Numerous articles in BioCycle have profiled wastewater treatment plants as energy production plants. So that is not the serendipity part. But here is what is: “There is nothing here that’s pie in the sky,” Caswell F. Holloway, the city’s commissioner of environmental protection, told the Times. “While we’re early in the process, it’s real.”
Very real. The BioCycle community – our readers, our advertisers, our conference attendees and exhibitors – have labored in the trenches for decades developing many of the technologies, tools and knowledge that are available to New York City today to tap its wastes as resources. And how to put these tools to use to make communities sustainable is the cornerstone of our new article series, which launches this month with a profile of the city of Philadelphia. In 2008, newly elected Mayor Michael Nutter made a long-term commitment (a critical component of sustainability) to implement the city’s GreenWorks plan that includes “surface level greening” to manage storm water, stepping up municipal recycling both with investment and revenue-sharing, generating energy at the wastewater treatment plants, providing access to fresh produce in all neighborhoods and much more.

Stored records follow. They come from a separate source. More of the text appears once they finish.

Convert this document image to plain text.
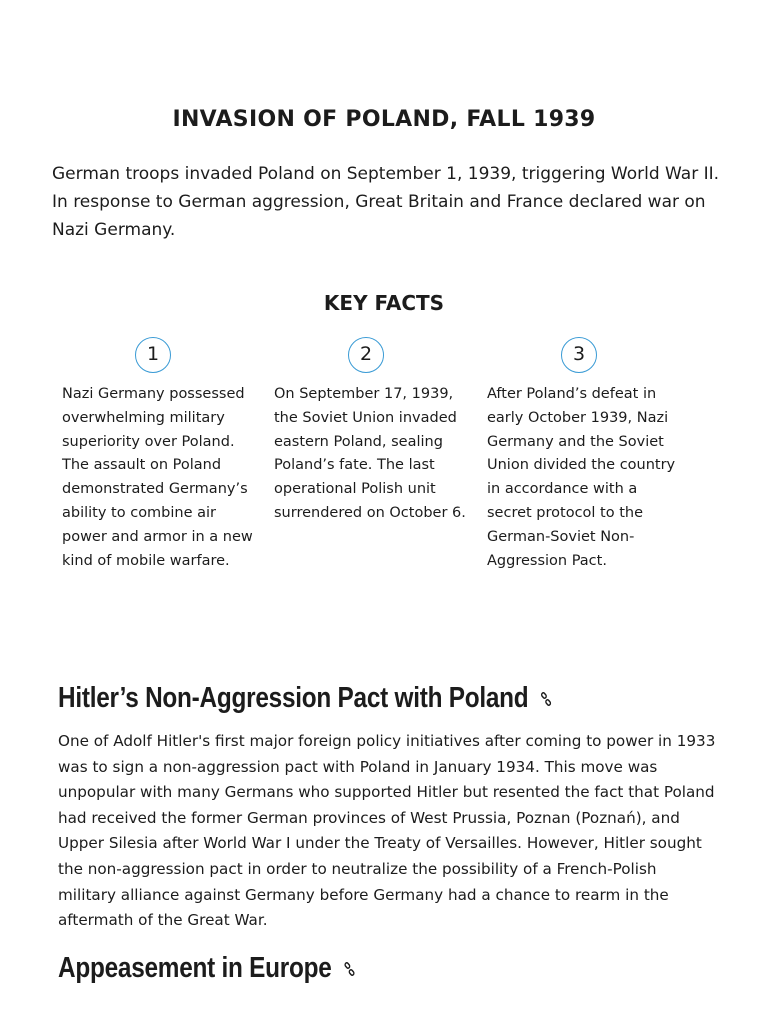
INVASION OF POLAND, FALL 1939

German troops invaded Poland on September 1, 1939, triggering World War II. In response to German aggression, Great Britain and France declared war on Nazi Germany.

KEY FACTS
1

Nazi Germany possessed overwhelming military superiority over Poland. The assault on Poland demonstrated Germany’s ability to combine air power and armor in a new kind of mobile warfare.

2

On September 17, 1939, the Soviet Union invaded eastern Poland, sealing Poland’s fate. The last operational Polish unit surrendered on October 6.

3

After Poland’s defeat in early October 1939, Nazi Germany and the Soviet Union divided the country in accordance with a secret protocol to the German-Soviet Non-Aggression Pact.

Hitler’s Non-Aggression Pact with Poland

One of Adolf Hitler's first major foreign policy initiatives after coming to power in 1933 was to sign a non-aggression pact with Poland in January 1934. This move was unpopular with many Germans who supported Hitler but resented the fact that Poland had received the former German provinces of West Prussia, Poznan (Poznań), and Upper Silesia after World War I under the Treaty of Versailles. However, Hitler sought the non-aggression pact in order to neutralize the possibility of a French-Polish military alliance against Germany before Germany had a chance to rearm in the aftermath of the Great War.

Appeasement in Europe
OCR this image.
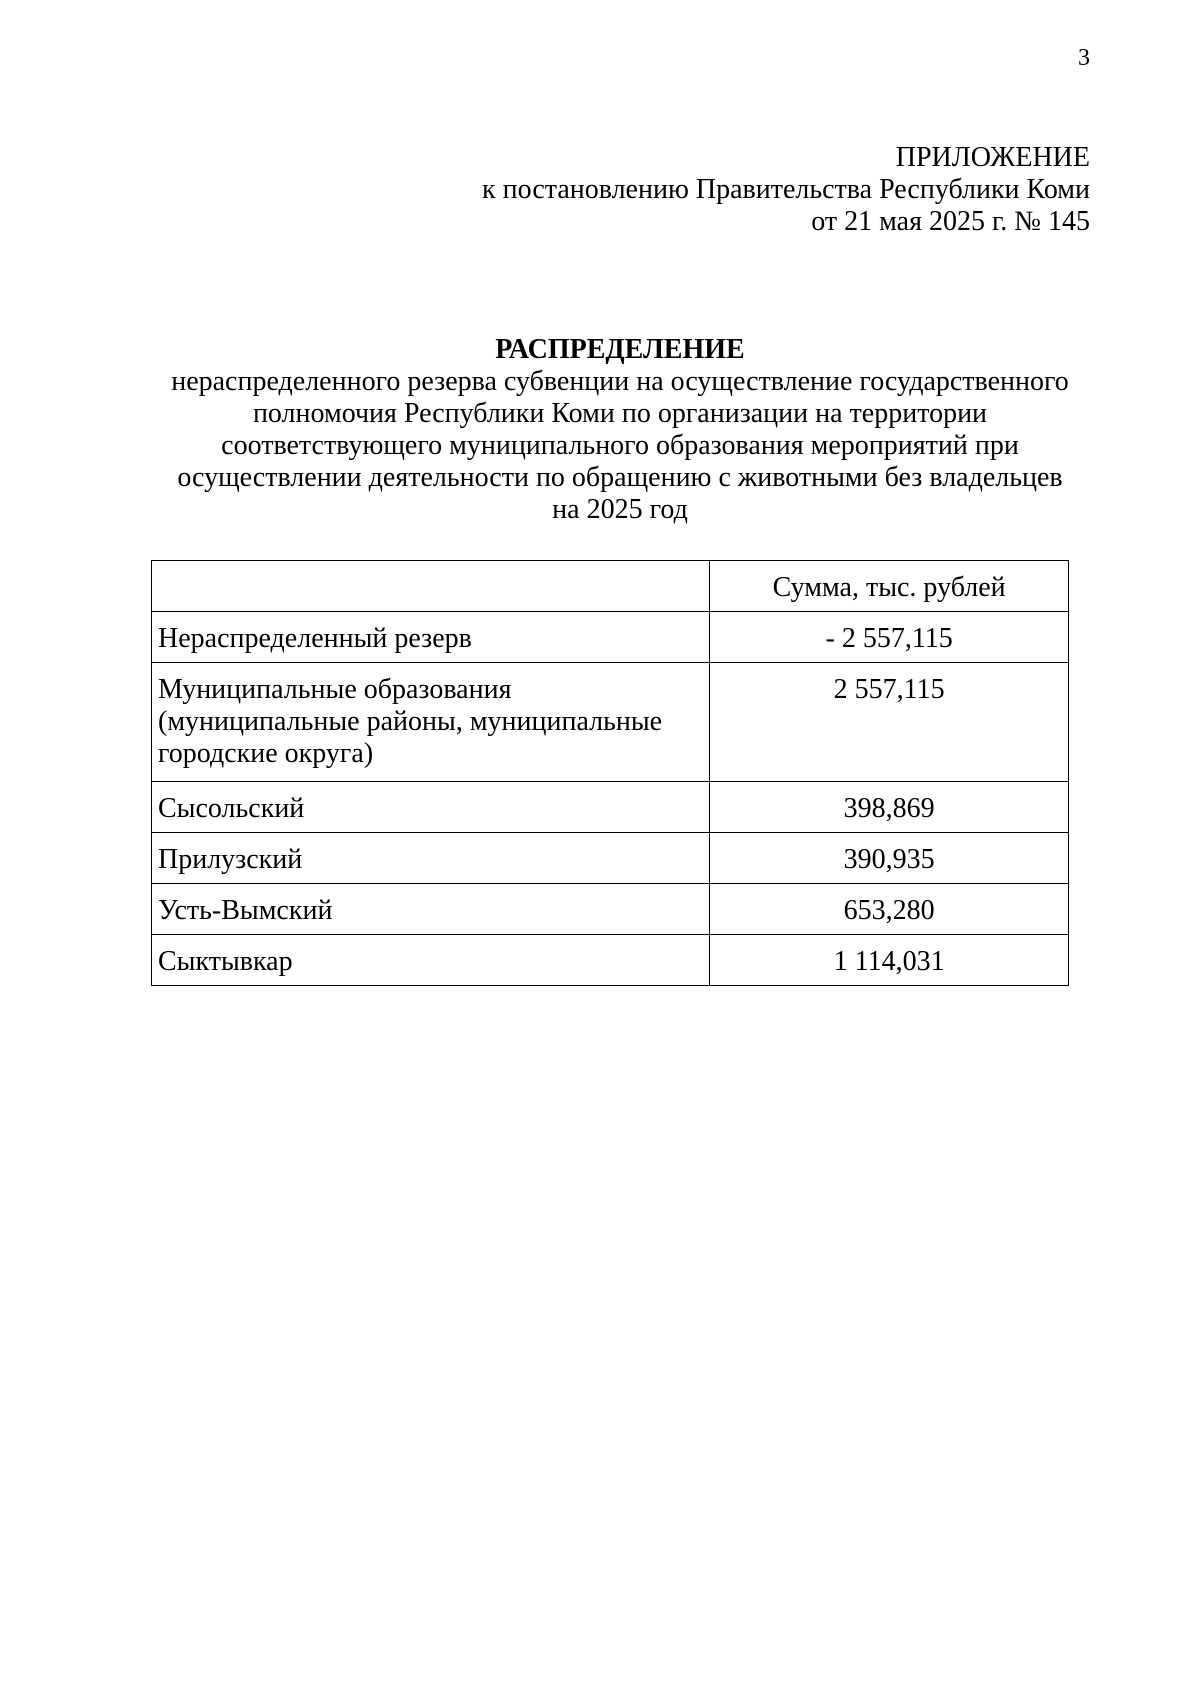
3
ПРИЛОЖЕНИЕ
к постановлению Правительства Республики Коми
от 21 мая 2025 г. № 145
РАСПРЕДЕЛЕНИЕ
нераспределенного резерва субвенции на осуществление государственного
полномочия Республики Коми по организации на территории
соответствующего муниципального образования мероприятий при
осуществлении деятельности по обращению с животными без владельцев
на 2025 год

	Сумма, тыс. рублей

Нераспределенный резерв	- 2 557,115

Муниципальные образования (муниципальные районы, муниципальные городские округа)	2 557,115

Сысольский	398,869

Прилузский	390,935

Усть-Вымский	653,280

Сыктывкар	1 114,031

Mayor Nutter also adopted a style of governing that is another critical component of sustainability. He created a Deputy Mayor structure that integrates multiple city services. For example, Rina Cutler is Deputy Mayor of Transportation and Utilities, which includes the agencies responsible for storm water and wastewater management, recycling and composting, the airport and more. When the mayor offered her the position, Cutler told BioCycle, “I found combining both [transportation and utilities] to be unusual and interesting. When I questioned why he would put those together, his answer was pretty clear: ‘It’s all infrastructure.’ We had a long discussion about how one integrates all pieces of that particular puzzle.”
And this brings me to the other bit of serendipity in The New York Times article, a quote by Eric Goldstein of the Natural Resources Defense Council: “It’s taking existing infrastructure and outfitting it to solve other city problems.” That statement truly embodies community sustainability – establishing “resource trading” between critical public services that sustain a community’s ability to support its population.
This is a work in progress. As Commissioner Holloway notes, there is nothing pie in the sky here. We are very excited to launch the BioCycle Community Sustainability Series and welcome suggestions for communities to feature.